CMIS also does not address the authentication with content repository. It is left to the vendor to ensure requests to repository is authenticated.
CMIS use cases
First version of CMIS will address functions that are most common for every content repository. These functions or use cases are called core use cases, which includes:
Core Use Cases
1. Collaborative and Content Applications
2. Portal leveraging content management repositories
4. Searching a Content Repository
Following is list of use cases that can be built on top of core uses cases; i.e, by leveraging core uses cases
1. Workflow and BPM centric applications utilizing content
2. Archival Applications
3. Compound and Virtual Documents
4. Electronic and Legal Discovery : I am looking forward to this one. eDiscovery is one of the biggest challenges every organization faces today as it is a complex and manual process. Manual because content is present in various repositories and without a standard way of searching, the eDiscovery task becomes time consuming and expensive. I plan on writing a post on eDiscovery some time soon.
Following is list of use cases that are out of scope for initial set of deliverables by OASIS TC for CMIS
1. Records Management and Compliance
2. Digital Asset Management
3. Web Content Management
4. Subscription and Notification Services
CMIS and other standards
CMIS, like most other standards will be based off XML. Data models by CMIS will be defined using XML Schema Definition (XSD).

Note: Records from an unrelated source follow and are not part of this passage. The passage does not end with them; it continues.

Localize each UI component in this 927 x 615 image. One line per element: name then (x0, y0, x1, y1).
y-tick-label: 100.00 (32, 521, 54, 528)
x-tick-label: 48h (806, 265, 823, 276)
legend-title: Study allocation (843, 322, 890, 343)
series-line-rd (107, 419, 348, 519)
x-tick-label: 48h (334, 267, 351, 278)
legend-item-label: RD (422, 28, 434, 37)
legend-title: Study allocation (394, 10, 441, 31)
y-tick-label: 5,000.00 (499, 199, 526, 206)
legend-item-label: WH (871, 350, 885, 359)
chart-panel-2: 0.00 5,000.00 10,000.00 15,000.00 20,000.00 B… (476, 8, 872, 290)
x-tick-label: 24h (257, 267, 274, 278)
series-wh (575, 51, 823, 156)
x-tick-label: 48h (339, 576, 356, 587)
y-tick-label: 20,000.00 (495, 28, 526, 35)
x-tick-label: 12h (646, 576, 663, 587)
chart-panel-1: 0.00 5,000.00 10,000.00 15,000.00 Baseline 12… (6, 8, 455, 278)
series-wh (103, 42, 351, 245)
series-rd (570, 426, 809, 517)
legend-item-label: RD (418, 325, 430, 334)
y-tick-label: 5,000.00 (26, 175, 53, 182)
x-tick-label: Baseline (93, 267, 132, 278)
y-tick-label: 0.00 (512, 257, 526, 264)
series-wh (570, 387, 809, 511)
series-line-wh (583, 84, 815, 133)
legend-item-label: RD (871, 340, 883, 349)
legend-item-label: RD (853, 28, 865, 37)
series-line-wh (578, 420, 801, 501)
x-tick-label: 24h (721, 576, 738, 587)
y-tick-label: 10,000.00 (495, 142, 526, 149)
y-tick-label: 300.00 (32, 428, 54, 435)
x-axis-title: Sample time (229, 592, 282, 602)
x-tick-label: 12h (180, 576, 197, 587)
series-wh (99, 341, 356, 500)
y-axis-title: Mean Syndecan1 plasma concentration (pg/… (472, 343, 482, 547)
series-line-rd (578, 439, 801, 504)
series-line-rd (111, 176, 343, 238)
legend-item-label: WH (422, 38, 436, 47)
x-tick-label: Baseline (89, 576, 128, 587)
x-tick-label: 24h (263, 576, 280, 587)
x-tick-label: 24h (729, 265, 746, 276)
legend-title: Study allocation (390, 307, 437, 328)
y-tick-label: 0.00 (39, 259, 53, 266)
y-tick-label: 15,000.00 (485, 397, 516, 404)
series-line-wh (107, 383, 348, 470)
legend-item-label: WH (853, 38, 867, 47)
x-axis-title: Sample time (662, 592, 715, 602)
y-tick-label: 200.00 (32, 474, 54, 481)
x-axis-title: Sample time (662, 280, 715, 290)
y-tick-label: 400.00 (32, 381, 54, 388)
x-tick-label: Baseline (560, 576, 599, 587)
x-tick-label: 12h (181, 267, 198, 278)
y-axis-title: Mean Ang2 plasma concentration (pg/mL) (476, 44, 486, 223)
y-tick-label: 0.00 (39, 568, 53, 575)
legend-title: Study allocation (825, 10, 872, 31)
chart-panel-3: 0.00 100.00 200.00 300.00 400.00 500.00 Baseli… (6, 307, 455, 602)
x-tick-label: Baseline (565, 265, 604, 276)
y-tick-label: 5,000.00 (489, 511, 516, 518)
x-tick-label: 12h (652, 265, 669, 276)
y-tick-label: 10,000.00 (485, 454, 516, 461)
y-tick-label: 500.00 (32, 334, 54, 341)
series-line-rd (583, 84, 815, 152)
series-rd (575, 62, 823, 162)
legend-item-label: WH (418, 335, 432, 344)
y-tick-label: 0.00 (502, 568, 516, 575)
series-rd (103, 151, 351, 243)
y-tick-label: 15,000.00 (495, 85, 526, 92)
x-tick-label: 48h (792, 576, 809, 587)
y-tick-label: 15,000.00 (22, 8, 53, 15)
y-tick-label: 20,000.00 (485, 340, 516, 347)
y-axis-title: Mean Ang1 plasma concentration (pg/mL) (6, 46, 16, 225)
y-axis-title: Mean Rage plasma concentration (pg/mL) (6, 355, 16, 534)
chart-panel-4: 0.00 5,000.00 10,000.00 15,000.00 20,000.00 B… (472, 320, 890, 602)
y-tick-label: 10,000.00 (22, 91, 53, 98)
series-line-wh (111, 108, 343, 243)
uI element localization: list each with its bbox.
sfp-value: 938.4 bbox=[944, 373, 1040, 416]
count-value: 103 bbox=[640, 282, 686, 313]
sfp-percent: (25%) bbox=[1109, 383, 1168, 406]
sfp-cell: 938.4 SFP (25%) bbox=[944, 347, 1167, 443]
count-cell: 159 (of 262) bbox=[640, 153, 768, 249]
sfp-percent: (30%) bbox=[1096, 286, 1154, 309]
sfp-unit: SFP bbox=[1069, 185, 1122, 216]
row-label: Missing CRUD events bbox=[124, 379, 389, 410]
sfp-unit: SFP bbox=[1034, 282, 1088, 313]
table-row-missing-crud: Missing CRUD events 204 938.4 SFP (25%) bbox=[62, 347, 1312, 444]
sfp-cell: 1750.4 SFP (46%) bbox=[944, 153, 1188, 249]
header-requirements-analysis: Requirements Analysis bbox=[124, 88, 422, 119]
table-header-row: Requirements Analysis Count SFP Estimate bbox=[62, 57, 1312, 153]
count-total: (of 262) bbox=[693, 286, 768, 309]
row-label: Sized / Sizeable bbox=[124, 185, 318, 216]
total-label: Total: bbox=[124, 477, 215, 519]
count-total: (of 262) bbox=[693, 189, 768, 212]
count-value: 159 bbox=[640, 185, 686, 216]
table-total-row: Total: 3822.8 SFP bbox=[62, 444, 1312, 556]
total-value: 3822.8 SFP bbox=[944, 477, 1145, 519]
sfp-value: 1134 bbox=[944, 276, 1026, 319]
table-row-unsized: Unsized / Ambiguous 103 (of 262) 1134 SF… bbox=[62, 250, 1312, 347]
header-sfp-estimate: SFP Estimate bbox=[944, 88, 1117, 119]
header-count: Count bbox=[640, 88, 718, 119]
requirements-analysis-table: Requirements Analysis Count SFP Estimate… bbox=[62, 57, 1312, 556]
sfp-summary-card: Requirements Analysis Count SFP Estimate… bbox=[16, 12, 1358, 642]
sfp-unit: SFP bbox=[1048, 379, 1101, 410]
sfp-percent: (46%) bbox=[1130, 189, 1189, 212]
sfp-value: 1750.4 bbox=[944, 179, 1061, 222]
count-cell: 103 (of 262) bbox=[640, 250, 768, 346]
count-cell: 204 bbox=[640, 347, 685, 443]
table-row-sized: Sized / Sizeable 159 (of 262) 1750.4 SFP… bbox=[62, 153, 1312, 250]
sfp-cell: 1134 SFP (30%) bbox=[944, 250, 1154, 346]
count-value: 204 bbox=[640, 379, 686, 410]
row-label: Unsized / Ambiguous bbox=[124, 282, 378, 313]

Following is list of other interoperable binding that OASIS TC for CMIS may support.
1. Web Services 2. REST 3. JSON-RPC 4. XMPP 5. JMS 6. JCA and 7. SMTP
Benefits of CMIS
One of the most well known design pattern in software world is MVC (Model View Controller). MVC provides flexibility of changing Model (Data) and View (Presentation) by delinking both of them and ensuring that View communicated with Model only through Controller.
I think CMIS is the Controller for content repositories. With CMIS, content repositories can be used by other applications just like they use databases. I am not saying this is the plan or intention of SharePoint product team, but with CMIS in place, products like SharePoint can easily plug into other applications such as one that is provided by EMC or Open Text for Archival.
With standards support such as REST, the repository could be easily accessed via browser and mobile phones. There could be applications that just provide presentation layer and in the backend interacts with multiple repositories using CMIS.
I would hope for a day when every repository supports CMIS so that eDiscovery could reach out to every content using CMIS.
Useful Links for CMIS
I have bookmarked several relevant links to read more about CMIS here, and I will continue to update these links as I learn more.
Alfresco Labs has also built a first implementation of CMIS based on draft specification.
CMIS and SharePoint
There is currently no news of support of CMIS in next version of SharePoint. CMIS is still in draft form, so I doubt there will be any public announcement of support for CMIS in SharePoint 2010. However, Microsoft is one of the TC members in OASIS working aggressively on CMIS standard. You can read the draft specification by Microsoft
There is also a MSDN article that demonstrates integration of external repository into SharePoint using draft CMIS specification.
There is lot to look forward to and build as soon as CMIS delivers version 1.